The NFL reportedly sent a memo out to its eight teams remaining in the divisional round which included a notable change to the league's health and safety protocols.
According to NFL Media's Tom Pelissero, the distinction between vaccinated and unvaccinated players have been eliminated in regards to COVID-19 regulations, with players no longer subjected to daily testing going forward.
The update is based on data observed last month, with medical professionals from both the NFL and its players association comfortable with changes.
Here's what Pelissero shared about the memo via Twitter thread on Friday night:
The NFL just sent a memo to the remaining playoff clubs with a significant update to COVID testing cadence -- eliminating the distinction between vaccinated and unvaccinated players, who will no longer be subject to daily testing, per sources.
The change is based on info gathered the past month on the Omicron variant and was approved by the NFLPA. All players and tiered staff will be subject to enhanced symptom screening, symptom-based testing and targeted surveillance testing.

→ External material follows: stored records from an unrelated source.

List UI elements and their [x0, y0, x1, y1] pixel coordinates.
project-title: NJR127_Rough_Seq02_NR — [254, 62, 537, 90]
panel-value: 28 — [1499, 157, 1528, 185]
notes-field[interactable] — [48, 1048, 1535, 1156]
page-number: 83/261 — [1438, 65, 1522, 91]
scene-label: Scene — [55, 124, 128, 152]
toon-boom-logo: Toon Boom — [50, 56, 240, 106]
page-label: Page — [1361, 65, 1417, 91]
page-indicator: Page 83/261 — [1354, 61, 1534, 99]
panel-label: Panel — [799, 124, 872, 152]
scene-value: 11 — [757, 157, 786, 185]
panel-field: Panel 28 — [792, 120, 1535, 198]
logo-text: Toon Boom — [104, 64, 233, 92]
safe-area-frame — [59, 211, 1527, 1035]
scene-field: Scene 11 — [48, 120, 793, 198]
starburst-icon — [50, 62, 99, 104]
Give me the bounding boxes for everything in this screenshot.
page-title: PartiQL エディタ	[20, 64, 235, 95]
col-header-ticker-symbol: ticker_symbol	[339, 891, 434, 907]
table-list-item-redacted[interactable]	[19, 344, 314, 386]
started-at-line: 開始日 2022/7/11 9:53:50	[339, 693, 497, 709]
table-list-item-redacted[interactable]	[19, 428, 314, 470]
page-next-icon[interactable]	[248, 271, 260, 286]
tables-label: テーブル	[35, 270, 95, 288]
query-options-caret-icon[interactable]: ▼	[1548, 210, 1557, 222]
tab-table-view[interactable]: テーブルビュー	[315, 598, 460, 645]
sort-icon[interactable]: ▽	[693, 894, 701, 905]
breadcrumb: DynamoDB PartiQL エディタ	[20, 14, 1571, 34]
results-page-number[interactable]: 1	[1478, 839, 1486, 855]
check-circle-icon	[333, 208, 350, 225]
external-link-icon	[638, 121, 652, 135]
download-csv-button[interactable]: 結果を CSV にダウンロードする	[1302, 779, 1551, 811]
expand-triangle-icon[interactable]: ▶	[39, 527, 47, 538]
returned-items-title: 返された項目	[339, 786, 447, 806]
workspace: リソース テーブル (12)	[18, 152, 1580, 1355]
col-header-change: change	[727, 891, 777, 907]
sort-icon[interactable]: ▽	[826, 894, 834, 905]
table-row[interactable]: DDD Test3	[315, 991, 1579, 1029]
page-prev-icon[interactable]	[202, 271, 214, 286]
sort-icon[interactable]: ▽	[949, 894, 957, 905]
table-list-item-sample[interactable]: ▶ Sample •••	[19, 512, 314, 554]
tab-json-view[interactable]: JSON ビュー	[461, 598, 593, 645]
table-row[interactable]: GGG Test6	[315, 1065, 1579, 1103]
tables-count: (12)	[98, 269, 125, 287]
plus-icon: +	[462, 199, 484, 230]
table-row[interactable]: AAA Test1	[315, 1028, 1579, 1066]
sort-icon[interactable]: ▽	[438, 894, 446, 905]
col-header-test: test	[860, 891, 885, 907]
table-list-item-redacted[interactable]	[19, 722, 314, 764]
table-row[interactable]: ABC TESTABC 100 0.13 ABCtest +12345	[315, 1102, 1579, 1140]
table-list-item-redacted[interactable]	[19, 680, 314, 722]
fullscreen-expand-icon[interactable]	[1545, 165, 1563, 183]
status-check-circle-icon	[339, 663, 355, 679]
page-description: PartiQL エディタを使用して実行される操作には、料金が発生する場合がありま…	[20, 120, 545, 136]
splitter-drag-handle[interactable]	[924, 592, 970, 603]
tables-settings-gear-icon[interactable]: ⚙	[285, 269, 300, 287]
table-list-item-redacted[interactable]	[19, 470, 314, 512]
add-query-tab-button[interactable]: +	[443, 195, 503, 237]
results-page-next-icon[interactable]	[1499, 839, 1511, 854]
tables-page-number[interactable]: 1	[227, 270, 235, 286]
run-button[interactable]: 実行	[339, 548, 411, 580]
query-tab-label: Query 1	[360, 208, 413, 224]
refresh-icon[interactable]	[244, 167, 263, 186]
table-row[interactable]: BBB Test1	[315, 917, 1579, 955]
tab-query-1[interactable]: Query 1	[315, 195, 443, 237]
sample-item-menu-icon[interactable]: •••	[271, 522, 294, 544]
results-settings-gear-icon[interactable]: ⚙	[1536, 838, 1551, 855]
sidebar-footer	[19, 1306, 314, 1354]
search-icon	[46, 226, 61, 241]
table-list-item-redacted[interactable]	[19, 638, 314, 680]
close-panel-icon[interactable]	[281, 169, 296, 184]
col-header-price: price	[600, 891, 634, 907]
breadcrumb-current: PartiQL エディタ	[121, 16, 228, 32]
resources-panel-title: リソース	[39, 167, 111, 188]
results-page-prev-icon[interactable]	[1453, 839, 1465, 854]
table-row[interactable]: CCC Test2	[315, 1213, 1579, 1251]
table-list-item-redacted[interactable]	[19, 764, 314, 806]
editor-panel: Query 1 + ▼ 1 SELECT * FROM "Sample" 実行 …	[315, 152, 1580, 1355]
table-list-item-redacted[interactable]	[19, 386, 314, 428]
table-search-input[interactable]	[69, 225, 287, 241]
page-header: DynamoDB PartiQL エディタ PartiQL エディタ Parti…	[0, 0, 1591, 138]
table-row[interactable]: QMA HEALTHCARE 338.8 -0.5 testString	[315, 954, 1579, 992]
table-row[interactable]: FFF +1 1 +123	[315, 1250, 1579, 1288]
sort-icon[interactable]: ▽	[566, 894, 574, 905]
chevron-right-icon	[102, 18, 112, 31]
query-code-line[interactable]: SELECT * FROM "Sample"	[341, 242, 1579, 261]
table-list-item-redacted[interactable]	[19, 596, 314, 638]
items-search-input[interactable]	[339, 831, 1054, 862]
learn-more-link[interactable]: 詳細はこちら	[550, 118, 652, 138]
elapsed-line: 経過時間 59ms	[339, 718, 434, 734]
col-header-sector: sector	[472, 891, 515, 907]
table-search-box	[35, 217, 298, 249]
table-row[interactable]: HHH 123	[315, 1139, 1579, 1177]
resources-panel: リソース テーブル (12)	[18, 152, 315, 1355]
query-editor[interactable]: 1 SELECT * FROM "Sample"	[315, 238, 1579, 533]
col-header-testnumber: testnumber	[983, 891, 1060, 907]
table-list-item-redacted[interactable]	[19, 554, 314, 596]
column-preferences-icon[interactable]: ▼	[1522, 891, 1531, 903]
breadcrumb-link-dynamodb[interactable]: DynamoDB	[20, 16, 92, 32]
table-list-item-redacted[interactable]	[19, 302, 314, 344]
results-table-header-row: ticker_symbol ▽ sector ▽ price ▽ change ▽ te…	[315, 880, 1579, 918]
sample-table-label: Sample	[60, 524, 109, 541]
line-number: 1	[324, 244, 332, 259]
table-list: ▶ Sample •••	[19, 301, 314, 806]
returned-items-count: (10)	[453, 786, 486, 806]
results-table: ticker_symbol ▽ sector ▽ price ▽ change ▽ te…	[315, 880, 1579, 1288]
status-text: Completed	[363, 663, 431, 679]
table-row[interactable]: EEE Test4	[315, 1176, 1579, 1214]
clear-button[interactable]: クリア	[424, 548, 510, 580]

NFL and NFLPA medical experts are seeing the Omicron wave receding, targeted testing is working and no complications with new 5-day return rule. Also, they're not seeing unvaccinated people shedding virus longer as with previous variants. So all sides comfortable with this shift.
Of all the unvaccinated players still on playoff teams, only about a dozen haven't had COVID already, per source. So this change affects a small number of people.
In short: Sick people still get tested. Healthy people don't.
This is a drastic change from where things started this season, with the NFL imposing strict restrictions on players who are unvaccinated against COVID-19. But they've been fluid with updates as the pandemic continues on, and appear to be leading professional sports leagues out of the pandemic.